Por fim, talvez não seja precipitado assumir-se que um dos perigos fundamentais de usar uma arte como veículo para assinalar efemérides é que se acaba por perder tanto a arte como o sentido das próprias efemérides. E, no entanto, talvez possamos perguntar: qual é a festa que se segue? Os quarenta anos da adesão de Portugal à C.E.E.? O fim do domínio filipino? A certidão de nascimento de Cristóvão Colombo? A lusa vitória da Eurovisão? Enfim, seja qual for o assunto, haverá sempre quem já saiba as respostas.

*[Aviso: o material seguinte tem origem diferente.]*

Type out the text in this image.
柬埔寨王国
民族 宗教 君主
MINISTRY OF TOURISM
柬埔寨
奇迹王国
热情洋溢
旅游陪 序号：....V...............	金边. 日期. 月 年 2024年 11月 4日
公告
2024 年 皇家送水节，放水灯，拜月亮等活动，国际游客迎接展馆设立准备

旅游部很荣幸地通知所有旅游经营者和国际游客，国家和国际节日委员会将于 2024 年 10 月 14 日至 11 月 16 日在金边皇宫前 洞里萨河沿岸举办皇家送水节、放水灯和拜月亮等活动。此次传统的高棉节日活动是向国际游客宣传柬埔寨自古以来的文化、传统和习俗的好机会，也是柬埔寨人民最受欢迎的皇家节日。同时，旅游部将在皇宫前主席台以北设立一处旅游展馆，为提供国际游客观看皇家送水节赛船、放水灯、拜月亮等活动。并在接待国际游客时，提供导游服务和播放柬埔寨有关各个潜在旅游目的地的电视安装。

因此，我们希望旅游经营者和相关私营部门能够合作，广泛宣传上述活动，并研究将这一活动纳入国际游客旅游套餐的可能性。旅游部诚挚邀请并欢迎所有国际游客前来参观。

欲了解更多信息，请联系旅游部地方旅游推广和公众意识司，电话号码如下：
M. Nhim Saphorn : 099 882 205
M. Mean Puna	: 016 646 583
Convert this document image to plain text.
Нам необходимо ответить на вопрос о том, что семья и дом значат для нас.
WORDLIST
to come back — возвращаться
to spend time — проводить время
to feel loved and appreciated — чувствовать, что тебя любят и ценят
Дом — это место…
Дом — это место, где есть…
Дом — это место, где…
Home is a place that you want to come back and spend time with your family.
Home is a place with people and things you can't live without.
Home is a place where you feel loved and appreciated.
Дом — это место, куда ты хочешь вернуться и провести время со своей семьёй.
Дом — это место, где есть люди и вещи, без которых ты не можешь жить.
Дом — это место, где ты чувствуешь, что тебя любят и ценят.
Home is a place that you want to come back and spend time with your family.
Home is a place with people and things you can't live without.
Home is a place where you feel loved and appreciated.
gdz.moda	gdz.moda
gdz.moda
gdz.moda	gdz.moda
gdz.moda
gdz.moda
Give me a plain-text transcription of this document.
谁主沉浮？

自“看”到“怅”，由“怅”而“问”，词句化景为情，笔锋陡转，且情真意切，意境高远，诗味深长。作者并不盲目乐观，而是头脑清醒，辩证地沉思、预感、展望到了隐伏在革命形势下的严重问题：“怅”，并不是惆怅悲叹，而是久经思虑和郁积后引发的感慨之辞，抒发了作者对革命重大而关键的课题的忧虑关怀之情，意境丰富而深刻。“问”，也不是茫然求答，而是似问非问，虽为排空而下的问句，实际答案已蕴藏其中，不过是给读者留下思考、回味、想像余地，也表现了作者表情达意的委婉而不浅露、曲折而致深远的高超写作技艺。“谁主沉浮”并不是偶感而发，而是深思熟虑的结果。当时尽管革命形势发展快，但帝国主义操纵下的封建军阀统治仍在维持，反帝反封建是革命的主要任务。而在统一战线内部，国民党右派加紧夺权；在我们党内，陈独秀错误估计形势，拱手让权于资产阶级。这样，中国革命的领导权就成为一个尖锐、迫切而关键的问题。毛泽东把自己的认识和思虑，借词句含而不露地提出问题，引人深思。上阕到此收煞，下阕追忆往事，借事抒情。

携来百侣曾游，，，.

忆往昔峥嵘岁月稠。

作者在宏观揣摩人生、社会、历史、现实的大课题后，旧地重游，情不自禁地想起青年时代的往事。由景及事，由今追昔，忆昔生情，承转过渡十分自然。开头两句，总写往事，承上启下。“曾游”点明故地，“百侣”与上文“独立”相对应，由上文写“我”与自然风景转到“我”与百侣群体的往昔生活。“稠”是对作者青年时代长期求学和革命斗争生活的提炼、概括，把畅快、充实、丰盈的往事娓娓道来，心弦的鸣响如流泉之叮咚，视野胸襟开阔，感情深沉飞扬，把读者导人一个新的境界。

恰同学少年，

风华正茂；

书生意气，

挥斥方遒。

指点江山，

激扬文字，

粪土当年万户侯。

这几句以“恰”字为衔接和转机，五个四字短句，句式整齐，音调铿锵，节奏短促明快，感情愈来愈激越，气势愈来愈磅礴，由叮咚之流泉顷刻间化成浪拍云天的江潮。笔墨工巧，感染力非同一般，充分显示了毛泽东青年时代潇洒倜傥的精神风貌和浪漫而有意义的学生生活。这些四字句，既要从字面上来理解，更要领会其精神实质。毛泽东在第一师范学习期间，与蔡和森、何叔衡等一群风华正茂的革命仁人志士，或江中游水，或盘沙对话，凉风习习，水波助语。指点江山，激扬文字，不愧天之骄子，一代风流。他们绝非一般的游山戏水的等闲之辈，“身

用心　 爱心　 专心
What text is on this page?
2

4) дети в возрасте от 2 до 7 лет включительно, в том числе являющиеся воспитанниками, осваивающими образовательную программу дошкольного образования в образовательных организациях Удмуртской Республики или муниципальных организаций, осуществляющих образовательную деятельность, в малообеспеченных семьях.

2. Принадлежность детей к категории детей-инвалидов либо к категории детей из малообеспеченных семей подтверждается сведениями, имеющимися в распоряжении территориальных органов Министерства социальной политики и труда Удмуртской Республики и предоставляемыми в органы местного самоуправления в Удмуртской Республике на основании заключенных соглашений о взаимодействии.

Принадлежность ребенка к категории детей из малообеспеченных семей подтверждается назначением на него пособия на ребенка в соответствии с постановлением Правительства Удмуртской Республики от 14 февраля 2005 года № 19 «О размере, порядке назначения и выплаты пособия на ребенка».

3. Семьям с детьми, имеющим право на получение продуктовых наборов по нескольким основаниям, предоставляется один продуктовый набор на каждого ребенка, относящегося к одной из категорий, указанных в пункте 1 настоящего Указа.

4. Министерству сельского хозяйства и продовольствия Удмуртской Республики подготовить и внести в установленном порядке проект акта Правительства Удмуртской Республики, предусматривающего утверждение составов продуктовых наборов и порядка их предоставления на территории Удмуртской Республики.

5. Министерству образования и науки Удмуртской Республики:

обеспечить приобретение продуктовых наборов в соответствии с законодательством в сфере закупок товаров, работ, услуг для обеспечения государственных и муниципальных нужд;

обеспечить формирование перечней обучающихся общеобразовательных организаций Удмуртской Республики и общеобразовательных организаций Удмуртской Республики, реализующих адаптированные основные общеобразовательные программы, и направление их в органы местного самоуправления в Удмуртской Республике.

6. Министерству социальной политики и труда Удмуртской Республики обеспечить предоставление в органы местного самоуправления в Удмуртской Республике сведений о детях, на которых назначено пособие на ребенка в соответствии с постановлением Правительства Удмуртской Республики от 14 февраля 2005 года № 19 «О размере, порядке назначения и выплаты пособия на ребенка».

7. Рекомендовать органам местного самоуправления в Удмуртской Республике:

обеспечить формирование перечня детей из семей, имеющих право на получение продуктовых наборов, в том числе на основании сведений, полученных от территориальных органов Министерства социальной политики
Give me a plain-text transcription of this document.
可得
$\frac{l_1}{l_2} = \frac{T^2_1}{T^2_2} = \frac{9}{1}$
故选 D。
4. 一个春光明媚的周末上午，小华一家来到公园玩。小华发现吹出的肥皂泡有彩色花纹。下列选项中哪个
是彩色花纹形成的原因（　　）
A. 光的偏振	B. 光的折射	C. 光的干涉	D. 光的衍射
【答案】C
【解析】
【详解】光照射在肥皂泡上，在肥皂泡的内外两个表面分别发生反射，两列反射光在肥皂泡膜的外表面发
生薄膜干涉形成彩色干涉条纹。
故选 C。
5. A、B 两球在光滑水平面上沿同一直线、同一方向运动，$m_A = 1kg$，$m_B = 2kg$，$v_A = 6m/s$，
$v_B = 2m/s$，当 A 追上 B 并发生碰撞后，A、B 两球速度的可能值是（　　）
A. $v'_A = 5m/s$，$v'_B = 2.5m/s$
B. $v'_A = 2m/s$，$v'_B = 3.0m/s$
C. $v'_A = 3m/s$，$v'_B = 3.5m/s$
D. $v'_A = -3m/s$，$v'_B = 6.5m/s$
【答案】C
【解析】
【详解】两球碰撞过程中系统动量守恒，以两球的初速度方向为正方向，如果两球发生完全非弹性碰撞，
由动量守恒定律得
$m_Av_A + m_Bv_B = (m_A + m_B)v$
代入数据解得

[1] O espectáculo foi apresentado no Teatro Carlos Alberto, no Porto, entre os dias 3 e 6 de Outubro de 2024.

[2] https://www.tnsj.pt/pt/espetaculos/7002/as-grandes-comemoracoes-quase-oficiais-do-periodo-historico-habitualmente-conhecido-como-processo-revolucionario-em-curso

[3] António Guerreiro, «Nem Direita nem esquerda, algo muito pior», in https://www.publico.pt/2024/10/18/culturaipsilon/cronica/direita-esquerda-algo-pior-2107994.

[4] Paulo Vila Maior, «O PREC e uma barrigada de riso em forma de teatro», in https://observador.pt/opiniao/o-prec-e-uma-barrigada-de-riso-em-forma-de-teatro/.

[5] ibidem.

[6] António Osório, A Mitologia Fadista, 1ª edição, Lisboa, Livros Horizonte, Junho de 1974.

REFERÊNCIA:

Amorim, Gonçalo, encenador. As grandes comemorações quase oficiais do período histórico habitualmente conhecido como PREC (Processo Revolucionário em Curso). Porto: Teatro Carlos Alberto, 3-6 Outubro, 2024.